Le paysage géopolitique du Sahel : fin de la suprématie algérienne, montée en puissance marocaine

Rédaction : Africa Eye

Dans un récent article, le magazine Jeune Afrique met en lumière des transformations significatives dans le paysage géopolitique de la région du Sahel, marquées notamment par le recul du rôle traditionnel de l’Algérie en tant que puissance régionale et médiateur influent, face à l’essor croissant du Maroc, qui avance résolument pour renforcer sa présence.

Selon la revue, la diplomatie algérienne se heurte à des obstacles grandissants, notamment la détérioration des relations avec le Mali et le Niger, ce dernier refusant de s’engager dans les initiatives conduites par Alger, ce qui a considérablement amoindri le poids régional dont jouissait auparavant l’Algérie.

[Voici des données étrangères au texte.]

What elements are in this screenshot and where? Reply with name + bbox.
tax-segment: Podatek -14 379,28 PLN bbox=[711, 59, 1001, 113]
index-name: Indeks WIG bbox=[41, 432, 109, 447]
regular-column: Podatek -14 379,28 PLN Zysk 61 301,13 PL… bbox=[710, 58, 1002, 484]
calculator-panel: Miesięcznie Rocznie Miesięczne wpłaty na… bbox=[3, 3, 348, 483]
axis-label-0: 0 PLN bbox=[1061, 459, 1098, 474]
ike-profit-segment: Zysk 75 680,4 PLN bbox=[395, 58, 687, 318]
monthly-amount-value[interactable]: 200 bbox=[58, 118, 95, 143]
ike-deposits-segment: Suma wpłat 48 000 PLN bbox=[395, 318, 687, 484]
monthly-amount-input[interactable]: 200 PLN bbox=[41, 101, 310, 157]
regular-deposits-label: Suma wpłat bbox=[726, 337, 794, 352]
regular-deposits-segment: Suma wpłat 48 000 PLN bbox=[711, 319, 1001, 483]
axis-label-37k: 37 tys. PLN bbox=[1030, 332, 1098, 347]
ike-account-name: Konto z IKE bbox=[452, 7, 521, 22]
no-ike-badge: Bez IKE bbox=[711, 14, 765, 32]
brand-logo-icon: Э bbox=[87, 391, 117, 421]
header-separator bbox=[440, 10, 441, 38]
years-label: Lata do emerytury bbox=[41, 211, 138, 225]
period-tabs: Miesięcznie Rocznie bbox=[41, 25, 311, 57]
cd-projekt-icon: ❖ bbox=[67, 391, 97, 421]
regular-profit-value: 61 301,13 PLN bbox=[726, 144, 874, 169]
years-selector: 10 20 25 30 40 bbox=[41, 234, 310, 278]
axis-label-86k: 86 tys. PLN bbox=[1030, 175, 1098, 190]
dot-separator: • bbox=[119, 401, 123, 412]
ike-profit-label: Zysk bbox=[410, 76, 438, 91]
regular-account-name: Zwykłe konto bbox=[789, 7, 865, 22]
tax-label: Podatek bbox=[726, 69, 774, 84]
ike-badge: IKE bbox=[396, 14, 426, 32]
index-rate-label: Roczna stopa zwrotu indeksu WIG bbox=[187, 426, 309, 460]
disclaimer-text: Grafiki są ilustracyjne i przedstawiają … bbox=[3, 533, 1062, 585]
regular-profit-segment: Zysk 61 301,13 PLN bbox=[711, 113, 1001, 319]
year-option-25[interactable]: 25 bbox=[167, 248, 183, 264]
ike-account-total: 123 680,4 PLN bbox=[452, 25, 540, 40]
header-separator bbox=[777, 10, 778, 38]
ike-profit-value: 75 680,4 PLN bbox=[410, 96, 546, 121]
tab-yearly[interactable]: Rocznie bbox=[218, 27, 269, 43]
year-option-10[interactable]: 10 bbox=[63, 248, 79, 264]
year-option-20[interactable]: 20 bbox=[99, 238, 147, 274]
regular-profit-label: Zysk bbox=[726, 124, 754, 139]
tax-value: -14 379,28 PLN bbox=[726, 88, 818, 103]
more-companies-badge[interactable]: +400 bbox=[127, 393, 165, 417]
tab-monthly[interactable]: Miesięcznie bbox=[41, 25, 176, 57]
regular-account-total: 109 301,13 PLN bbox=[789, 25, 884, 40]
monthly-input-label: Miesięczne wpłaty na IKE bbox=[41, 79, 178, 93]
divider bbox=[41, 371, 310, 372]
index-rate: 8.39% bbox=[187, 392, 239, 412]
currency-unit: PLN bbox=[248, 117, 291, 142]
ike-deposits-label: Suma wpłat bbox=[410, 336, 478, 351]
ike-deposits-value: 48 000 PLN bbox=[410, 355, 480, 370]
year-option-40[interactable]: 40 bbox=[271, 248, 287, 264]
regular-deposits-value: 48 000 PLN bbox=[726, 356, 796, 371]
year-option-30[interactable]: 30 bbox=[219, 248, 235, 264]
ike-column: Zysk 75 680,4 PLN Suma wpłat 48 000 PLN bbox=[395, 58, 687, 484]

Ainsi, fin juillet dernier, le président algérien Abdelmadjid Tebboune a proposé une médiation entre le gouvernement de Bamako et les Touaregs du nord du Mali, initiative qui n’a cependant rencontré que peu de chances de succès concret. François Soudan, rédacteur en chef de Jeune Afrique, analyse que « l’offre algérienne était davantage une manœuvre politique qu’une véritable initiative sérieuse », soulignant que les autorités maliennes rejettent toute médiation extérieure, en particulier celle de l’Algérie, accusée d’abriter plusieurs leaders rebelles et opposants, notamment le cheikh Mahmoud Dicko.

Ce rejet s’explique essentiellement par une divergence profonde dans l’approche : l’Algérie cherche à maintenir des relations équilibrées avec les Touaregs, craignant que le conflit ne déborde vers ses territoires du Sud riches en ressources pétrolières et gazières.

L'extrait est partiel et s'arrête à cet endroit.